The book does a solid job to help you get started. It demonstrates enough language features to enable to you experiment with it for work projects (e.g.: use MySql as a datasource, create packages, etc.); points out the R component/library hubs to look for community packages; and recommends further learning resources.
The code examples are like most programming book snippets - procedural, (mostly) everything is located in a single method/script. Not a tangled-spaghetti mess that makes one despise it in legacy code, only it makes for a lower signal/noise ratio and requires more effort from the reader. Guess its a genre problem, so if you have read other programming books, you shouldn't have any problems with this one.
Technical comment: the ebook isn't formatted to play nice with the Kindle DX, and while in print the code block might be only broken between left & right pages, on the kindle it makes for awkward read.
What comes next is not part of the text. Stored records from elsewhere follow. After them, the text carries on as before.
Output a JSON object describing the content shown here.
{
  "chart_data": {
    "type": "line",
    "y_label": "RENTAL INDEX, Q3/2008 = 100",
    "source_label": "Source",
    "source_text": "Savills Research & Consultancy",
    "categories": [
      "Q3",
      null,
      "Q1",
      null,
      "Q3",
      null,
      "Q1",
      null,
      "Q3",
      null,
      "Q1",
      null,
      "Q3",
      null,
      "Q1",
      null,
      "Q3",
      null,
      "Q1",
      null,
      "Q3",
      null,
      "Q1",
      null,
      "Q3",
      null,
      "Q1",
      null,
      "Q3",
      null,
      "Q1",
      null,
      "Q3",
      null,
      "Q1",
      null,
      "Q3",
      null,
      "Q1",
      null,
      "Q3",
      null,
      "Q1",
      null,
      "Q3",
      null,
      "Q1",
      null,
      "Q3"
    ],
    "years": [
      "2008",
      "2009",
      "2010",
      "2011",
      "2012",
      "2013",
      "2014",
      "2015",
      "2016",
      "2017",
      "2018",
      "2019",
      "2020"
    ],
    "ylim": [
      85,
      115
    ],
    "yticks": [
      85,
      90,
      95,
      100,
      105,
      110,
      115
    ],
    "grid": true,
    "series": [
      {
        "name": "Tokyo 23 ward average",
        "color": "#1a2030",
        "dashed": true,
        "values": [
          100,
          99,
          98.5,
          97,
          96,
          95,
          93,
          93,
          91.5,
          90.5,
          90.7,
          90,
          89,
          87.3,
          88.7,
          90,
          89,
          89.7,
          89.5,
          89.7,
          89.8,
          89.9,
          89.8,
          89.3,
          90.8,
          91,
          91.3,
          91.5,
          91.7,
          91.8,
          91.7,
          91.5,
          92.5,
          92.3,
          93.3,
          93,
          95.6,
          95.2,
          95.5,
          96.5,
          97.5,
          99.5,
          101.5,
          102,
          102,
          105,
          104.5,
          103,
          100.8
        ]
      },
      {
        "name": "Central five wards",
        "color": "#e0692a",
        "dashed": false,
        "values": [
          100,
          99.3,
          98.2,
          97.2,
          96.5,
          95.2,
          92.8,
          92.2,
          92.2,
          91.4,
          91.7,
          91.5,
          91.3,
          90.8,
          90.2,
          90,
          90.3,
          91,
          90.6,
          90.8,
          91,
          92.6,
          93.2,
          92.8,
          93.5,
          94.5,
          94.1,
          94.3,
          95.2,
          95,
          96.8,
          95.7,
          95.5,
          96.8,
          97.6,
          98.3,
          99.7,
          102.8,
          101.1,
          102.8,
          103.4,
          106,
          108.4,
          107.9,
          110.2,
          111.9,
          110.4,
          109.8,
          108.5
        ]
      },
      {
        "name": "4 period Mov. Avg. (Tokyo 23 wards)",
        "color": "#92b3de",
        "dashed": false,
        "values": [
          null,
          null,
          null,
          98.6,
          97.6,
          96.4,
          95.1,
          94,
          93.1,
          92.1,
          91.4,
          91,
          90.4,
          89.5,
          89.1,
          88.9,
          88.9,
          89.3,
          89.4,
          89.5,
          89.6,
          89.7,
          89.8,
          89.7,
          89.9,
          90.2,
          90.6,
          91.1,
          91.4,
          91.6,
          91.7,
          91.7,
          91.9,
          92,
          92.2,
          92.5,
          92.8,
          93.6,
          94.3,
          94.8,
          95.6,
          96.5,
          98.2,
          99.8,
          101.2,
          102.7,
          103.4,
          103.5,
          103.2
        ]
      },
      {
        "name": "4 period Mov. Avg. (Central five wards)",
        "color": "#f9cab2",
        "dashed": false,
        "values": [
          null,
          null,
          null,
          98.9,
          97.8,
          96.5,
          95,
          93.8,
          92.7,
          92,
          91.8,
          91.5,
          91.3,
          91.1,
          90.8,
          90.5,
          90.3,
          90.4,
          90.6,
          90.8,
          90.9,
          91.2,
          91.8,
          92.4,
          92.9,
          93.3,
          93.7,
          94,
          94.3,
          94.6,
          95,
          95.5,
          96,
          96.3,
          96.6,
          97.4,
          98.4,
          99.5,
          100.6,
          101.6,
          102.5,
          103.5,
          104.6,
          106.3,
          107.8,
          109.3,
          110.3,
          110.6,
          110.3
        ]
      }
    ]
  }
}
The exposed APIs suggest that R is a bit too ceremonial for my taste, but that could be abstracted away for the project that warrants R's use. I have also used a number of visually great .NET UI third party components that were a pain to work with from a programmer's perspective, yet helped us create a great product. Plus things that feel alien first become second nature after enough practice, so it isn't a big deal. I plan to take a look at NumPy as well, and defer the decision whether to dive deeper into R (possibly via using F# 3.0 type providers for R).

Overall

The book hasn't left me in awe, but it didn't feel like a chore to read as some other books. I got the taste of R that I wanted when I picked up my copy to read. On top of that, I have learned about fun things, and it also added books to my reading (wish)list (e.g.: The Grammar of Graphics by Leland Wilkinson, Armchair Economist by Stephen E. Landsburg, and more). This is no definitive guide on R, but to wet your appetite and get you started, it is a good one I can recommend without reservations.